Iran’s deputy police chief, Ahmad Reza Radan, told the official Islamic Republic News Agency that about 170 people have been arrested for their involvement in Saturday’s protests. He said 10 of those arrested were “main planners” and 50 were “rioters.” The others were arrested for being at the site of the clashes, he said. Some of the detained were active in Mousavi’s campaign headquarters or had relations with foreign media, he said.
“Police will not allow protesters to disturb the peace and calmness of the people under the influence of foreign media,” Radan said on state television, which showed footage of the protests for the first time Sunday.
Mousavi’s newspaper, Kalemeh Sabz, or the Green Word, did not appear on newsstands Sunday. An editor, who spoke on condition of anonymity because of the sensitivity of the situation, said the paper never left the printing house because authorities were upset with Mousavi’s statements.
The paper’s Web site reported that more than 10 million votes in Friday’s election were missing national identification numbers similar to U.S. Social Security numbers, which make the votes “untraceable.” It did not say how it knew that information.

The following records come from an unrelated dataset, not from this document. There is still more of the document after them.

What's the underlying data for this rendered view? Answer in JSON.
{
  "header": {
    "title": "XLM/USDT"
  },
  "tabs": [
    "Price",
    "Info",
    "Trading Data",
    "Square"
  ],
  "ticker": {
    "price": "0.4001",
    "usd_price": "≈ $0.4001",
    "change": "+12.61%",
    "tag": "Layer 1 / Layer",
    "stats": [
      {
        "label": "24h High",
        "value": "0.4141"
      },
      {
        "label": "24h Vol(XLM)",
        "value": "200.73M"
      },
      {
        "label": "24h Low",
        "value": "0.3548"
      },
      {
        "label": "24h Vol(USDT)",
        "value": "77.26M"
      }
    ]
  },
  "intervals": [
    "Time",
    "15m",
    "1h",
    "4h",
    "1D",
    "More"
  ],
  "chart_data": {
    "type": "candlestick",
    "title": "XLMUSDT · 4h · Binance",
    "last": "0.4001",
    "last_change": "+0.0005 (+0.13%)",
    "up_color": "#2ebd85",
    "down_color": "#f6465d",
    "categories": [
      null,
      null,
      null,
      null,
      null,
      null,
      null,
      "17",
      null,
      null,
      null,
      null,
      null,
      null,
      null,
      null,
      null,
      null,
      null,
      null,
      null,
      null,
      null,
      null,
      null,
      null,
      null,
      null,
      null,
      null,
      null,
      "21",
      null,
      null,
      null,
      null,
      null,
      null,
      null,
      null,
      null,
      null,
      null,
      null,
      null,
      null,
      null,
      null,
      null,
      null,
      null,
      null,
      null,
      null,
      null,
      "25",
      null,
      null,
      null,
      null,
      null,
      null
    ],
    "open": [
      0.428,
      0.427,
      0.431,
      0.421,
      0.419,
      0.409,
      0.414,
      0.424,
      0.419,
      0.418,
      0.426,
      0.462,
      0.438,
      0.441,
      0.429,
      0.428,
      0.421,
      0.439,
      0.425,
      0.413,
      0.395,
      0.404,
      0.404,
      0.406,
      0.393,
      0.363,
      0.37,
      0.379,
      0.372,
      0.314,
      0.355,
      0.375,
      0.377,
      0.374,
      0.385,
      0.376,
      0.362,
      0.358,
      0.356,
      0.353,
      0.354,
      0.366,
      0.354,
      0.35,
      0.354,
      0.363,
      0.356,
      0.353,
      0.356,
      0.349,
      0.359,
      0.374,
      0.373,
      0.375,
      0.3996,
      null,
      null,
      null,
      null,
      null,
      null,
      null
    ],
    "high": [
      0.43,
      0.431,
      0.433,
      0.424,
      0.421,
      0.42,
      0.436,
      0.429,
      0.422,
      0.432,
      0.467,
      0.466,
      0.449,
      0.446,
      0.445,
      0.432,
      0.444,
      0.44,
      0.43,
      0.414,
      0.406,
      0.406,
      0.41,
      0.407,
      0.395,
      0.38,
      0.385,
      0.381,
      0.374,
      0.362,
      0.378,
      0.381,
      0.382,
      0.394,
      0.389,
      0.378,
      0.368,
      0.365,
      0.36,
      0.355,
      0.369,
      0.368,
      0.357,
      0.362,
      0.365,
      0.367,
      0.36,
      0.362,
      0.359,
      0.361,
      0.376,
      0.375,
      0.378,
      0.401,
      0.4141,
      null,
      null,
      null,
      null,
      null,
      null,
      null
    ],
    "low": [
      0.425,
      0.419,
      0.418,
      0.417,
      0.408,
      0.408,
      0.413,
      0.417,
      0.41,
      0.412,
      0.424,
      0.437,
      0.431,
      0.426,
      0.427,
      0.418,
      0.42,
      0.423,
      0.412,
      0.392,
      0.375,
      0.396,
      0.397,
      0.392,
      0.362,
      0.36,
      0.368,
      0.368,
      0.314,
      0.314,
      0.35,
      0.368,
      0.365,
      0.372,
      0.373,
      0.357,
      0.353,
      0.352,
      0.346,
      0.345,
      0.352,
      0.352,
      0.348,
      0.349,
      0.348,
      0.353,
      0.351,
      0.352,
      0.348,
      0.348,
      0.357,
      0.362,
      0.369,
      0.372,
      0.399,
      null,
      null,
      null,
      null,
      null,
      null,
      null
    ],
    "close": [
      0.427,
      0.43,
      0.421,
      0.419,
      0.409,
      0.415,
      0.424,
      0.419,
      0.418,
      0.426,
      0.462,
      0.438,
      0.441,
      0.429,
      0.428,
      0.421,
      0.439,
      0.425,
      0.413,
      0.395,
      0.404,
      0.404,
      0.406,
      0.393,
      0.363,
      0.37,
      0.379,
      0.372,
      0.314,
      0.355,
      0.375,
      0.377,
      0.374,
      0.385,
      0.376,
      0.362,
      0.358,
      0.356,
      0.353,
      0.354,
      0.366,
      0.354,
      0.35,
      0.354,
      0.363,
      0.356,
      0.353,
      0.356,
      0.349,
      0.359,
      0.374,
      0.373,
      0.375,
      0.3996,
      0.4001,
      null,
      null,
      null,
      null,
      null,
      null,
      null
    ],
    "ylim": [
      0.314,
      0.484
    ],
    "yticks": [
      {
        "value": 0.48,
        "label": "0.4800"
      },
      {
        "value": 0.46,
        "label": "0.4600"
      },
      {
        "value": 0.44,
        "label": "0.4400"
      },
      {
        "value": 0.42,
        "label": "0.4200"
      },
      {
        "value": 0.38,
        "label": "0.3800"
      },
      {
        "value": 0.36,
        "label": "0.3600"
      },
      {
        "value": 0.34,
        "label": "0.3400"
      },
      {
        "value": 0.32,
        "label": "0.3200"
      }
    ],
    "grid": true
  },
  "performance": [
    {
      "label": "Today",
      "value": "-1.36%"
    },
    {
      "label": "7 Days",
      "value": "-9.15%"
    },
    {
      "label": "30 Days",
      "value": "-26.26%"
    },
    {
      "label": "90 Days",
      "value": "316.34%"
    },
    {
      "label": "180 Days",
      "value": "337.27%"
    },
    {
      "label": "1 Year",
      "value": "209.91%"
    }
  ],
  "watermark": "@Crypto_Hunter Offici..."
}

“Don’t worry about freedom in Iran,” Ahmadinejad said at his news conference after a question about the disputed election. “Newspapers come and go and reappear. Don’t worry about it.”
Iran’s supreme leader, Ayatollah Ali Khamenei, has closed the door for a possible compromise. He could have used his near-limitless powers to intervene in the election dispute. But, in a message on state TV on Saturday, he urged the nation to unite behind Ahmadinejad, calling the result a “divine assessment.”